August marks the end of summer and the children's impending return to school. It is also likely that if you're going to divorce this year, it will happen this month.
Research from the University of Washington found a biannual trend of divorce filings in March and August. The school of thought behind what researches believe motivates divorce during these times is that couples give it "one last try" through the winter holiday season or a summer vacation with the children. If their hopes for reconciliation or improvement aren't met, they choose to end the marriage.
If you are spending the end of the summer beginning the divorce process, here are a few tips for managing this difficult time while preparing your children for the school year:
1. Divide school shopping
Allow both parents to be involved in the school shopping process - whether it is for supplies or clothes. One parent can tackle clothes while the other handles supplies, giving the children time with each parent and allowing both parents to feel like they are still active in their children's lives without having to spend awkward time together.
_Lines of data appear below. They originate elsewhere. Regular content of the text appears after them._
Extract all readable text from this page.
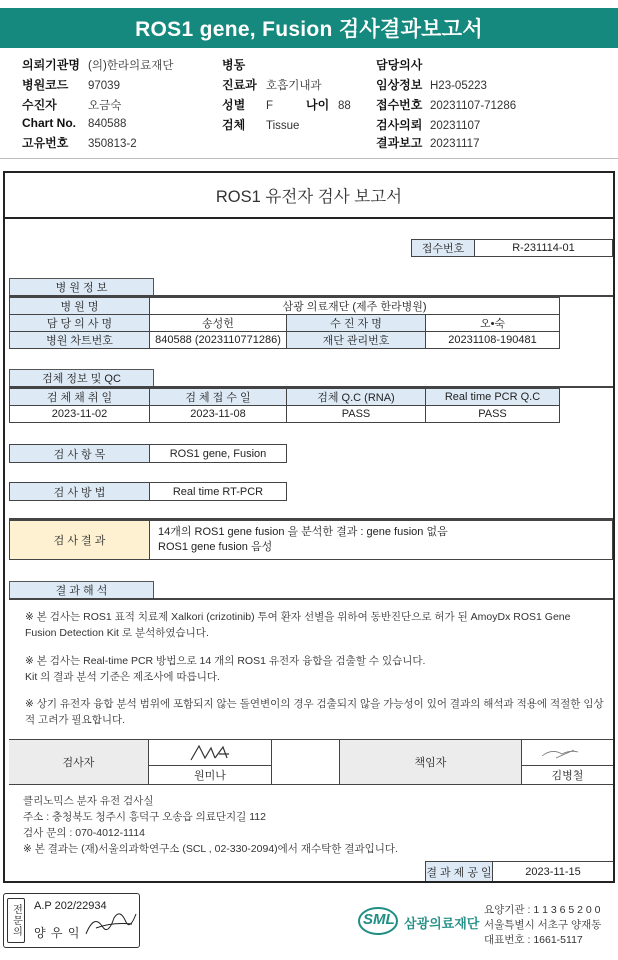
ROS1 gene, Fusion 검사결과보고서
의뢰기관명 (의)한라의료재단
병원코드 97039
수진자	오금숙
Chart No. 840588
고유번호 350813-2
병동
진료과 호흡기내과
성별 F	나이 88
검체 Tissue
담당의사
임상정보 H23-05223
접수번호 20231107-71286
검사의뢰 20231107
결과보고 20231117
ROS1 유전자 검사 보고서
접수번호	R-231114-01
병 원 정 보
병 원 명	삼광 의료재단 (제주 한라병원)
담 당 의 사 명	송성헌	수 진 자 명	오•숙
병원 차트번호	840588 (2023110771286)	재단 관리번호	20231108-190481
검체 정보 및 QC
검 체 채 취 일	검 체 접 수 일	검체 Q.C (RNA)	Real time PCR Q.C
2023-11-02	2023-11-08	PASS	PASS
검 사 항 목	ROS1 gene, Fusion
검 사 방 법	Real time RT-PCR
검 사 결 과
14개의 ROS1 gene fusion 을 분석한 결과 : gene fusion 없음
ROS1 gene fusion 음성
결 과 해 석
※ 본 검사는 ROS1 표적 치료제 Xalkori (crizotinib) 투여 환자 선별을 위하여 동반진단으로 허가 된 AmoyDx ROS1 Gene
Fusion Detection Kit 로 분석하였습니다.
※ 본 검사는 Real-time PCR 방법으로 14 개의 ROS1 유전자 융합을 검출할 수 있습니다.
Kit 의 결과 분석 기준은 제조사에 따릅니다.
※ 상기 유전자 융합 분석 범위에 포함되지 않는 돌연변이의 경우 검출되지 않을 가능성이 있어 결과의 해석과 적용에 적절한 임상
적 고려가 필요합니다.
검사자
원미나
책임자
김병철
클리노믹스 분자 유전 검사실
주소 : 충청북도 청주시 흥덕구 오송읍 의료단지길 112
검사 문의 : 070-4012-1114
※ 본 결과는 (재)서울의과학연구소 (SCL , 02-330-2094)에서 재수탁한 결과입니다.
결 과 제 공 일	2023-11-15
전문의	A.P 202/22934
양 우 익
SML 삼광의료재단
요양기관 : 1 1 3 6 5 2 0 0
서울특별시 서초구 양재동
대표번호 : 1661-5117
2. Discuss school pick-up and drop-off
Your children's needs must be maintained through a divorce, so it's important to discuss who will cover responsibilities like school pick-up and drop-off, before- and after-school care and more.
If it is tense or awkward with your ex-spouse-to-be, it is especially important to discuss drop-off and pick-up on the first day, when both of you will most likely want to experience. Will both parents be present to see the children off to school? If not, can one parent handle the morning while the other picks up the children and gets to hear their first thoughts on the first day?
3. Communicate openly with your children
Make sure your children are aware of how the back-to-school processes will change and how it will affect the school year. There is no need to drag them into the murky aspects of divorce, but open discussion about the information that is key to their daily routine is healthy for all parties. And kids can figure out quickly when something is up.
With open communication between parents about the division of responsibilities and respect for each parent's involvement in their children's lives, handling back-to-school season and a divorce at the same time doesn't have to be a larger stressor than necessary.